Doğru adımlarla yola çıktığımızda ki, bu doğru adımlardan birisi, kendi sanat ve sanatçısını hiç bir ayrım gözetmeksizin, sanatının gücüne bakarak büyük projelere dahil etmektir. Yurtdışında yapılan, ülkemizi tanıtım amaçlı, büyük projelerde, ülkemiz kendi sanatçılarımız tarafından, sanatla, sanatsal bir dille tanıtılması sağlanmaktadır.
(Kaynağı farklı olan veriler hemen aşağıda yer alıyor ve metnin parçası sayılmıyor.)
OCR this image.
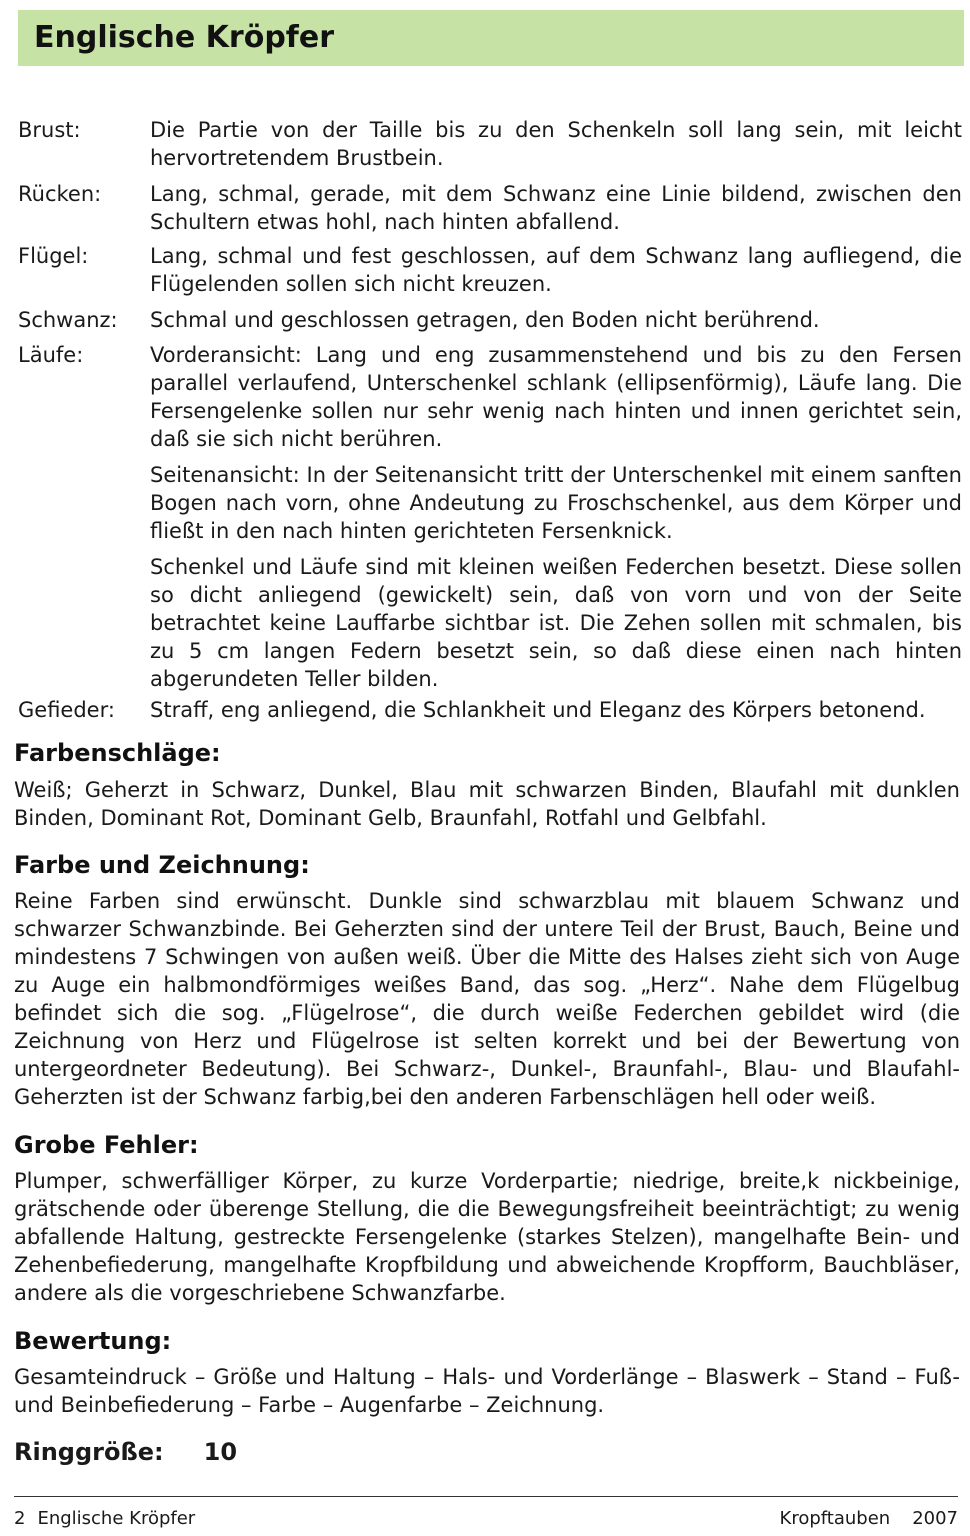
Englische Kröpfer
Brust:	Die Partie von der Taille bis zu den Schenkeln soll lang sein, mit leicht hervortretendem Brustbein.

Rücken:	Lang, schmal, gerade, mit dem Schwanz eine Linie bildend, zwischen den Schultern etwas hohl, nach hinten abfallend.

Flügel:	Lang, schmal und fest geschlossen, auf dem Schwanz lang aufliegend, die Flügelenden sollen sich nicht kreuzen.

Schwanz:	Schmal und geschlossen getragen, den Boden nicht berührend.

Läufe:	Vorderansicht: Lang und eng zusammenstehend und bis zu den Fersen parallel verlaufend, Unterschenkel schlank (ellipsenförmig), Läufe lang. Die Fersengelenke sollen nur sehr wenig nach hinten und innen gerichtet sein, daß sie sich nicht berühren.

Seitenansicht: In der Seitenansicht tritt der Unterschenkel mit einem sanften Bogen nach vorn, ohne Andeutung zu Froschschenkel, aus dem Körper und fließt in den nach hinten gerichteten Fersenknick.

Schenkel und Läufe sind mit kleinen weißen Federchen besetzt. Diese sollen so dicht anliegend (gewickelt) sein, daß von vorn und von der Seite betrachtet keine Lauffarbe sichtbar ist. Die Zehen sollen mit schmalen, bis zu 5 cm langen Federn besetzt sein, so daß diese einen nach hinten abgerundeten Teller bilden.

Gefieder:	Straff, eng anliegend, die Schlankheit und Eleganz des Körpers betonend.

Farbenschläge:

Weiß; Geherzt in Schwarz, Dunkel, Blau mit schwarzen Binden, Blaufahl mit dunklen Binden, Dominant Rot, Dominant Gelb, Braunfahl, Rotfahl und Gelbfahl.

Farbe und Zeichnung:

Reine Farben sind erwünscht. Dunkle sind schwarzblau mit blauem Schwanz und schwarzer Schwanzbinde. Bei Geherzten sind der untere Teil der Brust, Bauch, Beine und mindestens 7 Schwingen von außen weiß. Über die Mitte des Halses zieht sich von Auge zu Auge ein halbmondförmiges weißes Band, das sog. „Herz“. Nahe dem Flügelbug befindet sich die sog. „Flügelrose“, die durch weiße Federchen gebildet wird (die Zeichnung von Herz und Flügelrose ist selten korrekt und bei der Bewertung von untergeordneter Bedeutung). Bei Schwarz-, Dunkel-, Braunfahl-, Blau- und Blaufahl-Geherzten ist der Schwanz farbig,bei den anderen Farbenschlägen hell oder weiß.

Grobe Fehler:

Plumper, schwerfälliger Körper, zu kurze Vorderpartie; niedrige, breite,k nickbeinige, grätschende oder überenge Stellung, die die Bewegungsfreiheit beeinträchtigt; zu wenig abfallende Haltung, gestreckte Fersengelenke (starkes Stelzen), mangelhafte Bein- und Zehenbefiederung, mangelhafte Kropfbildung und abweichende Kropfform, Bauchbläser, andere als die vorgeschriebene Schwanzfarbe.

Bewertung:

Gesamteindruck – Größe und Haltung – Hals- und Vorderlänge – Blaswerk – Stand – Fuß- und Beinbefiederung – Farbe – Augenfarbe – Zeichnung.

Ringgröße: 10
2 Englische Kröpfer	Kropftauben 2007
Bu tarz tanıtım projelerinde, ülkemiz için çizilen profil çok önemsenmelidir ve bu çok önemsenerek yapılmalıdır.
oryantal (evet oryantal yanımız vardır, fakat biz bunu farklılaştırıp kendi kültürümüzde kendimize özgü bir şekle sokmuşuzdur) güneş, deniz, lokum, simit’imiz var. Fakat bunlar bir ülkenin profilini ne kadar ve nasıl çizer? Ülkemiz, belki klişe bir kelime olmuştur bu artık ama gerçekten, bir çok uygarlığının yaşamış olduğu ve zenginliklerini bize miras olarak bırakan uygarlıklarla doludur.
Şu soruyu hep soralım kendimize; Bu topraklar Avrupalıların olsaydı nasıl tanıtırlardı? Avrupa ülkelerinin bu konudaki tutumlarına, yaptıkları çalışmalarına bakın ve yanıtlayın.
Yurtdışında yapılan ülke tanıtımlarında, kirli sokakları olan, fakirliğin kol gezdiği mekanlar, çarpık şehirleşmeyi gösteren, zenginle fakirin arasındaki büyük farkı tanıtan ve daha buna benzer şeylerle yurtdışında tanıtımı yapılan, bir ülke profili hoşunuza gider mi?
Zaten, bize ön yargıyla bakılan topraklarda bu tarz tanıtımlar, bu ön yargıları sağlamlaştırmıyor mudur?
Yurtdışında ikamet eden Türkiyeli veya Türk diyelim vatandaşlar bu profil altında gururla gezebilecek midir?
Ülkenin gelişen ekonomisi, güçlü yüzü, gelişmiş olan şehirleri, kültürel zenginlikleri, sanatsal varlıkları, güzel doğası değilmidir anlatılması gerekenler? Neden tersine izin verilmelidir?
ŞAHSIMCA, ÜLKEMİZİ GURUR DUYABİLECEĞİMİZ ŞEKİLDE TANITMAK BİZ YURTDIŞINDA YAŞAYAN VATANDAŞLAR İÇİN BİR GÖREV OLMALIDIR.